Le precedenti operazioni
Già nel 2016 e a gennaio 2018, la Turchia, con le operazioni Scudo dell’Eufrate, prima, e Ramoscello d’Ulivo, poi, aveva paventato le sue reali intenzioni: smantellare l’area autonoma curda del Rojava, creatasi nel nord della Siria a seguito della guerra civile scoppiata nel 2011. Alla fine di agosto del 2016 l’esercito turco penetrò nel centronord della Siria da Karkamis, eliminando l’Isis dalle province di Al Bab, Jarabulus, Azaz e Mare.
L’operazione Scudo dell’Eufrate, finita a marzo 2017, nacque formalmente in contrasto al califfato di Raqqa, ma mirava soprattutto ad anticipare i curdi siriani del Pyd-Ypg, che in quel caso si sarebbero avvicinati pericolosamente all’enclave di Afrin.
Il primo passo per impedire la nascita di un corridoio curdo che da Qamishli giungesse ad Afrin, ormai in cima alla lista delle priorità assolute di Ankara. Un intervento non direttamente contro i curdi siriani, ma realizzato a scapito di questi ultimi, mostratisi agli occhi della comunità internazionale credibili nel governare la propria regione e affidabili alleati nella lotta all’Isis, dopo la resistenza a Kobane e il ruolo decisivo giocato (in seguito) nelle battaglie per la caduta del califfato a Tel Abyad, Mosul e Raqqa.
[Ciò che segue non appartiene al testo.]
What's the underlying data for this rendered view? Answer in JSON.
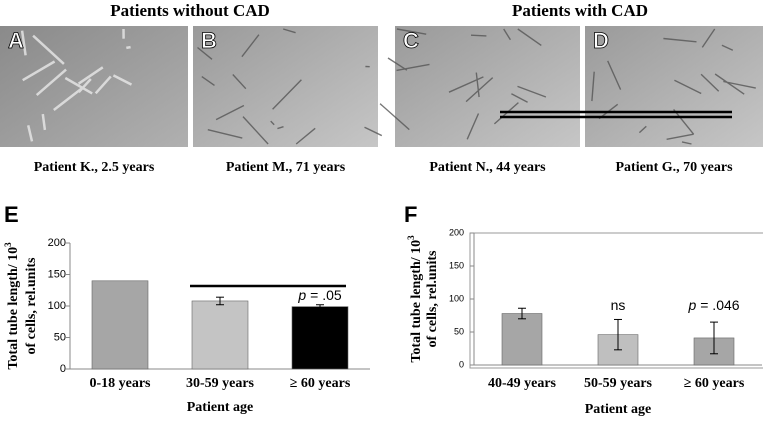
{
  "figure": {
    "groups": [
      "Patients without CAD",
      "Patients with CAD"
    ],
    "micrographs": [
      {
        "letter": "A",
        "caption": "Patient K., 2.5 years"
      },
      {
        "letter": "B",
        "caption": "Patient M., 71 years"
      },
      {
        "letter": "C",
        "caption": "Patient N., 44 years"
      },
      {
        "letter": "D",
        "caption": "Patient G., 70 years"
      }
    ]
  },
  "chart_data": [
    {
      "type": "bar",
      "panel": "E",
      "categories": [
        "0-18 years",
        "30-59 years",
        "≥ 60 years"
      ],
      "values": [
        140,
        108,
        99
      ],
      "errors": [
        null,
        6,
        3
      ],
      "colors": [
        "#a6a6a6",
        "#c4c4c4",
        "#000000"
      ],
      "ylim": [
        0,
        200
      ],
      "yticks": [
        0,
        50,
        100,
        150,
        200
      ],
      "ylabel": {
        "text": "Total tube length/ 10",
        "sup": "3",
        "line2": "of cells,  rel.units"
      },
      "xlabel": "Patient age",
      "annotations": [
        {
          "italic": "p",
          "text": "= .05"
        }
      ]
    },
    {
      "type": "bar",
      "panel": "F",
      "categories": [
        "40-49 years",
        "50-59 years",
        "≥ 60 years"
      ],
      "values": [
        78,
        46,
        41
      ],
      "errors": [
        8,
        23,
        24
      ],
      "colors": [
        "#a6a6a6",
        "#bfbfbf",
        "#a6a6a6"
      ],
      "ylim": [
        0,
        200
      ],
      "yticks": [
        0,
        50,
        100,
        150,
        200
      ],
      "ylabel": {
        "text": "Total tube length/ 10",
        "sup": "3",
        "line2": "of cells,  rel.units"
      },
      "xlabel": "Patient age",
      "annotations": [
        {
          "text": "ns"
        },
        {
          "italic": "p",
          "text": "= .046"
        }
      ]
    }
  ]
}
Il 18 marzo 2018 terminava invece l’operazione Ramoscello d’Ulivo che ha portato la Turchia a conquistare l’enclave di Afrin, grazie anche al via libera russo dopo che Mosca aveva ritirato il suo contingente di stanza nella provincia siriana.
La reazione curda
Non si è fatta attendere la risposta dei curdi che hanno detto di aver preso la decisione americana come «una pugnalata alle spalle». A dirlo è una portavoce delle forze democratiche siriane (Sdf), Kino Gabriel.
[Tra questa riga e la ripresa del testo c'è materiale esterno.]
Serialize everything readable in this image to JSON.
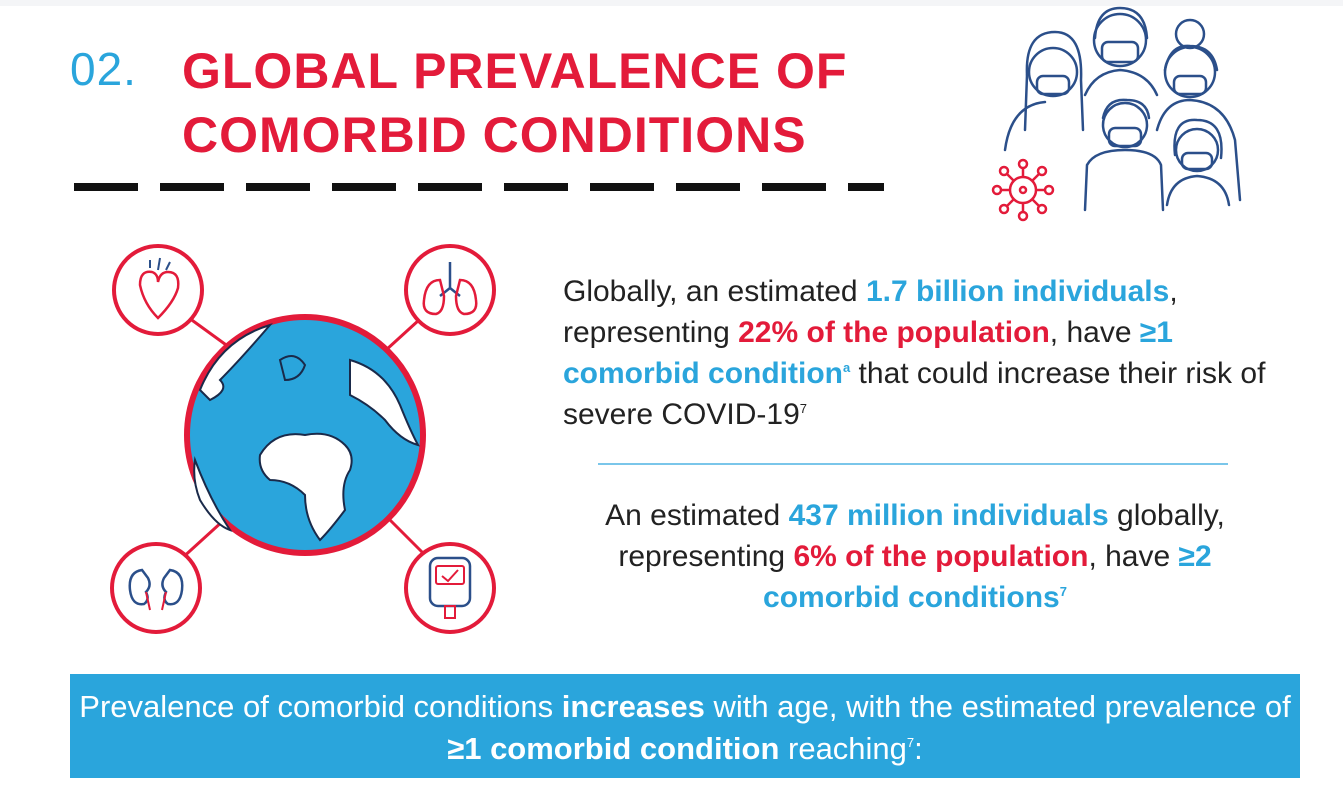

Gabriel ha ricordato che ai curdi era stato assicurato, da parte statunitense, che «non avrebbero mai consentito alcuna operazione militare turca contro la regione».
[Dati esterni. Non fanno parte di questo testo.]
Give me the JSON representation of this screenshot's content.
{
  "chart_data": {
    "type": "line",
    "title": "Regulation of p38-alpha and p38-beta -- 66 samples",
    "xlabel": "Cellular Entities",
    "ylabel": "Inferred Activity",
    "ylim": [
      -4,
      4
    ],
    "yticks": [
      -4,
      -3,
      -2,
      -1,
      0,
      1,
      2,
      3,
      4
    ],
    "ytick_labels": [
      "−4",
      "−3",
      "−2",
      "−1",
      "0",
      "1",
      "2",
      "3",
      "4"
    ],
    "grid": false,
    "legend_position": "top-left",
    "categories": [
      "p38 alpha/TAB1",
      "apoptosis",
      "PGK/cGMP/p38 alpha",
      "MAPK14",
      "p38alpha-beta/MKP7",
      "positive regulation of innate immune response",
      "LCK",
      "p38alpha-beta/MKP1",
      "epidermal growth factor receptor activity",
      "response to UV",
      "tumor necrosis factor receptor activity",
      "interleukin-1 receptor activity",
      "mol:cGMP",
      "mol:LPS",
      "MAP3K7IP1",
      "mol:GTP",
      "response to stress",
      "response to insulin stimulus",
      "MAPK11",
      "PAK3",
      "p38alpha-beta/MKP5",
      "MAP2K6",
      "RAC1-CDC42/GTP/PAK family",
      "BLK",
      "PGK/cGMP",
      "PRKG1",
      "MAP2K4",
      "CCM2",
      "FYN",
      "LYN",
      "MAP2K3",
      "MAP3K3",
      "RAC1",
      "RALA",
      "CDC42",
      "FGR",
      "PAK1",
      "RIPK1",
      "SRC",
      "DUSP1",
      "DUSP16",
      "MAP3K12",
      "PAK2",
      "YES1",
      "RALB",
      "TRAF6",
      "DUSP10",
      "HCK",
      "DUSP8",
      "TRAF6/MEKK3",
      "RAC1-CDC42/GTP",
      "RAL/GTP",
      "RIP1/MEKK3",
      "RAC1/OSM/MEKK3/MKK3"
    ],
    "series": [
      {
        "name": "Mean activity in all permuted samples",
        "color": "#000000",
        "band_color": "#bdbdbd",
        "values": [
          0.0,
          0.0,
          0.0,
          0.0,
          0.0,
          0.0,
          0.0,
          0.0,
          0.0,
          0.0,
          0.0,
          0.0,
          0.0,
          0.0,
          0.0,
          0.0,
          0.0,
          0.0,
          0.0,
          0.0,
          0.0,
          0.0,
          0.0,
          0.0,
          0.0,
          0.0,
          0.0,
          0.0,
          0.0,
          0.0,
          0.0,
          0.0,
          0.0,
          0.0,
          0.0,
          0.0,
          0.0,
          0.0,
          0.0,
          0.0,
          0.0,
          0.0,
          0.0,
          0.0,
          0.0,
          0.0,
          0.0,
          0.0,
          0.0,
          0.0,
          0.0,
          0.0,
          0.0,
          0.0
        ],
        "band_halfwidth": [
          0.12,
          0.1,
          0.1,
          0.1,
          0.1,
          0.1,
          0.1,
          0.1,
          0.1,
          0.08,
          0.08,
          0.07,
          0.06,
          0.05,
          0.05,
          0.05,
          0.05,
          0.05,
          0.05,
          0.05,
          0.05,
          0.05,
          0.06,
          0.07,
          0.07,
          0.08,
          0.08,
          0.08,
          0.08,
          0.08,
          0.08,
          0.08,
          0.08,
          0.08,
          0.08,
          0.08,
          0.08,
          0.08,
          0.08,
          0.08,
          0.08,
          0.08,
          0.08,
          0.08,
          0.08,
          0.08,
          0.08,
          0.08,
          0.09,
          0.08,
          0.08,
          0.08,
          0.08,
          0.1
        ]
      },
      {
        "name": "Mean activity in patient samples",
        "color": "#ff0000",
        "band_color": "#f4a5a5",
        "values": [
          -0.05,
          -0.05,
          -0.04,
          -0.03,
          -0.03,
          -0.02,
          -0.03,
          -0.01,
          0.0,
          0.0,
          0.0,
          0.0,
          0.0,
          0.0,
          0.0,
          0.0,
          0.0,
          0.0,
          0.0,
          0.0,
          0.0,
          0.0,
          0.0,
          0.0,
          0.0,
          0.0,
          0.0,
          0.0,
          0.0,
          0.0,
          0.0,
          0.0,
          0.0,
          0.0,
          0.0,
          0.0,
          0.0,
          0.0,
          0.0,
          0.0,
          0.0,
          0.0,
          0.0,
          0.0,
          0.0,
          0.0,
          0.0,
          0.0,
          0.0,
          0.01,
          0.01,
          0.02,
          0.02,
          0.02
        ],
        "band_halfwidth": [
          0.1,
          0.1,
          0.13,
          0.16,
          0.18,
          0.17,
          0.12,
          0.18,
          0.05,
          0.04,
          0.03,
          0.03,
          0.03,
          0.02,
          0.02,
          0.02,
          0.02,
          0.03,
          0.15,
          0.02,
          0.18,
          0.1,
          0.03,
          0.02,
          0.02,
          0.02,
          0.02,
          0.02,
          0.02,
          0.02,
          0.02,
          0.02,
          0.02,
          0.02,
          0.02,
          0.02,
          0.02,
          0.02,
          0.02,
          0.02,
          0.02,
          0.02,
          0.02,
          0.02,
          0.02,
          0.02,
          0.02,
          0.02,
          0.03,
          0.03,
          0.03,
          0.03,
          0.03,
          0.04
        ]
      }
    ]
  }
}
Isis sconfitto? Il rischio di una rinascita
Ma mentre la politica americana appare divisa sulle decisioni da prendere, in Siria i rischi derivanti da un’operazione militare turca sono molti. In primo luogo a preoccupare le forze democratiche siriane è la rinascita dello Stato Islamico.
Nel campo di Al Hol, controllato dai curdi siriani alleati degli Usa, sono detenuti più di 10mila combattenti jihadisti dell’Isis, tra cui 2mila foreign fighters.
Secondo l’intelligence americana, così come era stato per il Camp Bucca, che forgiò i futuri combattenti dell’Isis, tra cui il suo capo Abu Bakr al-Baghdadi, la reclusione si sta trasformando in un focolaio per la diffusione dell’ideologia jihadista.